Scott Sparling

Hallucinations, a blog about writing, trains, and Wire to Wire

Where it starts

Posted on Dec 31st, 2010.

When Wire to Wire is published in June 2011, it will be part of a journey that started when I met the writer Jack Cady. Jack had one word that he said was the secret to making it as writer. In my case, it turned out to be true.

Jack was known for his novel, The Jonah Watch, at the time. Earlier, he’d published a story in Twigs, an obscure literary journal, that was reprinted in The Best American Short Stories. Joyce Carol Oates had chosen his collection of short stories, The Burning, for the Iowa Short Fiction Award and called him an important new voice. He’d also been a truck driver, an auctioneer, and a landscaper. He was tall, weathered, lion-like, and a force of nature when he talked about fiction. I met him at an extension class through the University of Washington in the 1980s.

A lot of what Jack told me is unforgettable. I still have my notebooks from that class, but I don’t really need them, because when Jack said something he thought was important, you tended to remember it. When I picture that class, here’s the image: A small classroom in Parrington Hall, a bunch of us at wooden desks, a cinderblock wall with a blackboard in front of us. On the top left corner of the wall was a No Smoking placard. On the top right corner, an identical placard. And for three hours, from 7 to 10 that night, Jack paced, talked, and smoked nonstop, like the auctioneer he had been, like the preacher he could have been, as he told us the truth about fiction.

I knew nothing at the time. I had never written a word of fiction. Clearly, this was a new religion, and I was hooked. A lot of people have helped me during this long trip, out of pure generosity. I’ll blog about them, for sure. But Jack started it.

Fiction is hard, Jack said, but I can always tell the difference between people who are going to make it and those who aren’t. People who are going to make it have one thing the others don’t. Tenacity.

I sat there thinking, in that case, I’m in.

Looking back, I realize he might have said any number of things. Not long after that class, I heard Richard Ford tell a group of us at Squaw Valley that there was no dishonor in deciding not to write. You make an honest try at fiction, and if after a while it’s not working, you put your burden down and do something else with your life.

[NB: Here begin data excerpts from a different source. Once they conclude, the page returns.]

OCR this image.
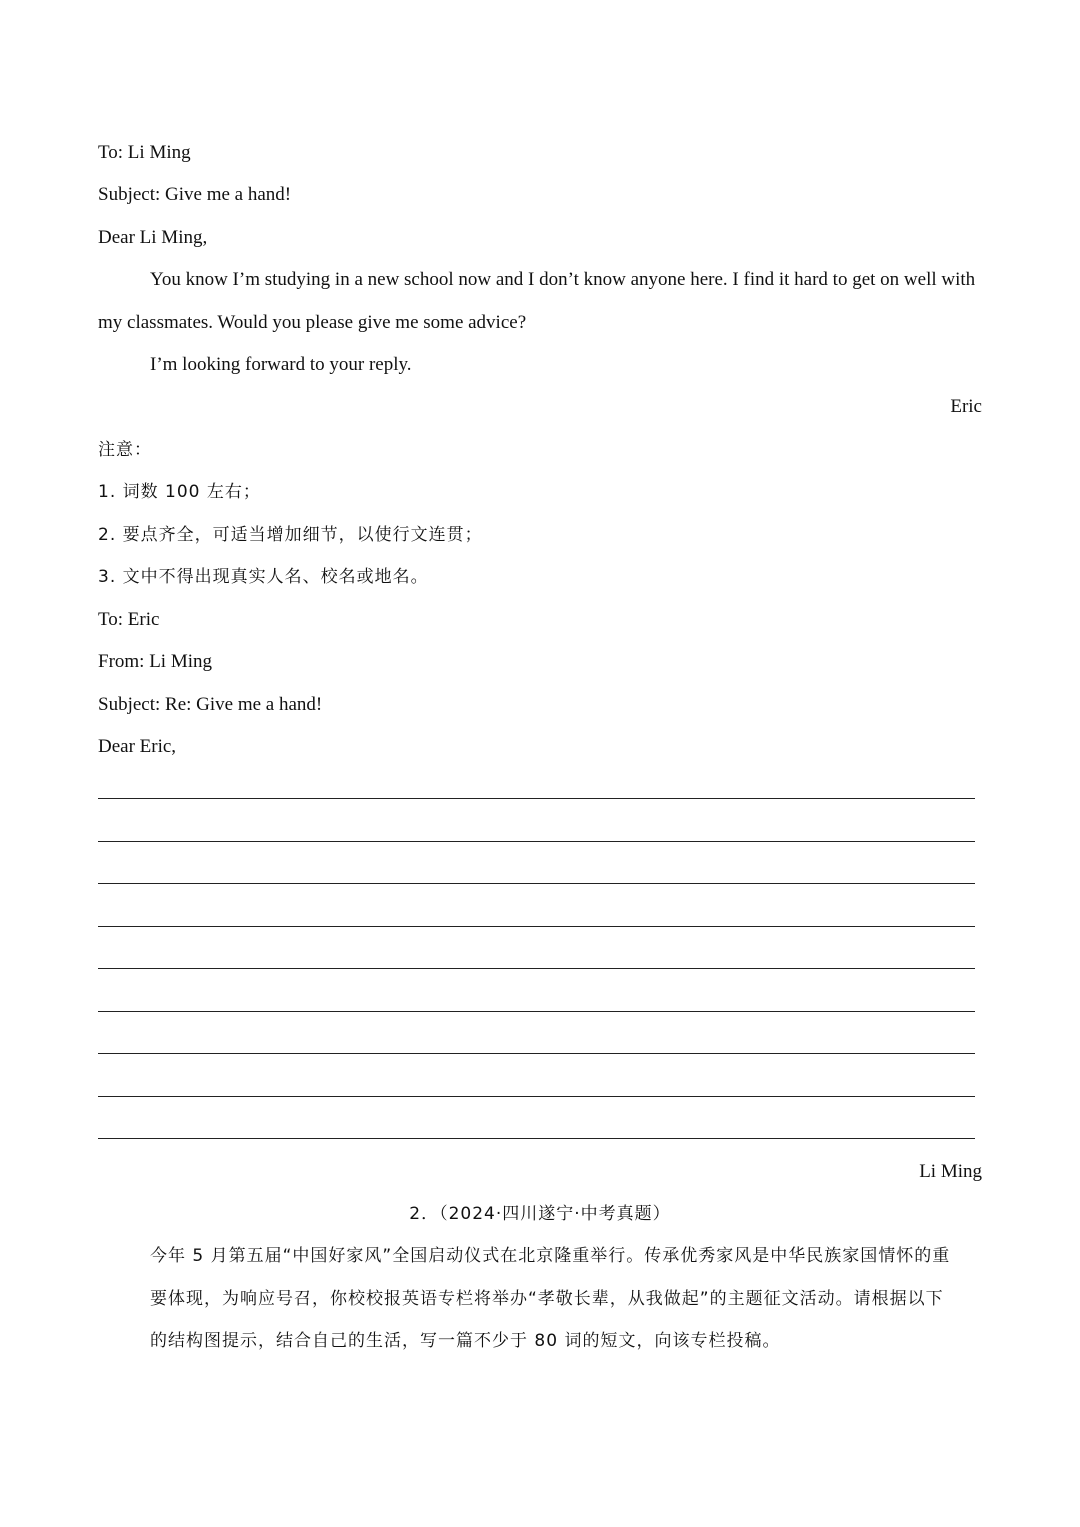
To: Li Ming
Subject: Give me a hand!
Dear Li Ming,
You know I’m studying in a new school now and I don’t know anyone here. I find it hard to get on well with
my classmates. Would you please give me some advice?
I’m looking forward to your reply.
Eric
注意：
1. 词数 100 左右；
2. 要点齐全，可适当增加细节，以使行文连贯；
3. 文中不得出现真实人名、校名或地名。
To: Eric
From: Li Ming
Subject: Re: Give me a hand!
Dear Eric,
Li Ming
2．（2024·四川遂宁·中考真题）
今年 5 月第五届“中国好家风”全国启动仪式在北京隆重举行。传承优秀家风是中华民族家国情怀的重
要体现，为响应号召，你校校报英语专栏将举办“孝敬长辈，从我做起”的主题征文活动。请根据以下
的结构图提示，结合自己的生活，写一篇不少于 80 词的短文，向该专栏投稿。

Ford’s advice was and is realistic, honest, and very, very decent. You put your burden down. I wonder, sometimes, how my life might have been different if I’d heard Ford speak before I heard Cady. But I didn’t. Jack said all you have to do is not quit. So I didn’t.

I knew about tenacity, by the way, from the Tests of Manhood that D. C. Jesse Burkhardt (who would later become Iron Legs Burk) and I invented as teenagers in the town of Frankfort, Michigan (later to become Wolverine in W2W). More on that later.

This June, when the book finally comes out, a couple of decades after that night in Parrington Hall, one person I won’t be able to share it with is Jack Cady. He passed away in 2004.

So Jack, thanks. In some ways, this is all for you.

___

A song about the long haul and not giving up, from my blip.fm page: "Someday," by Cracker.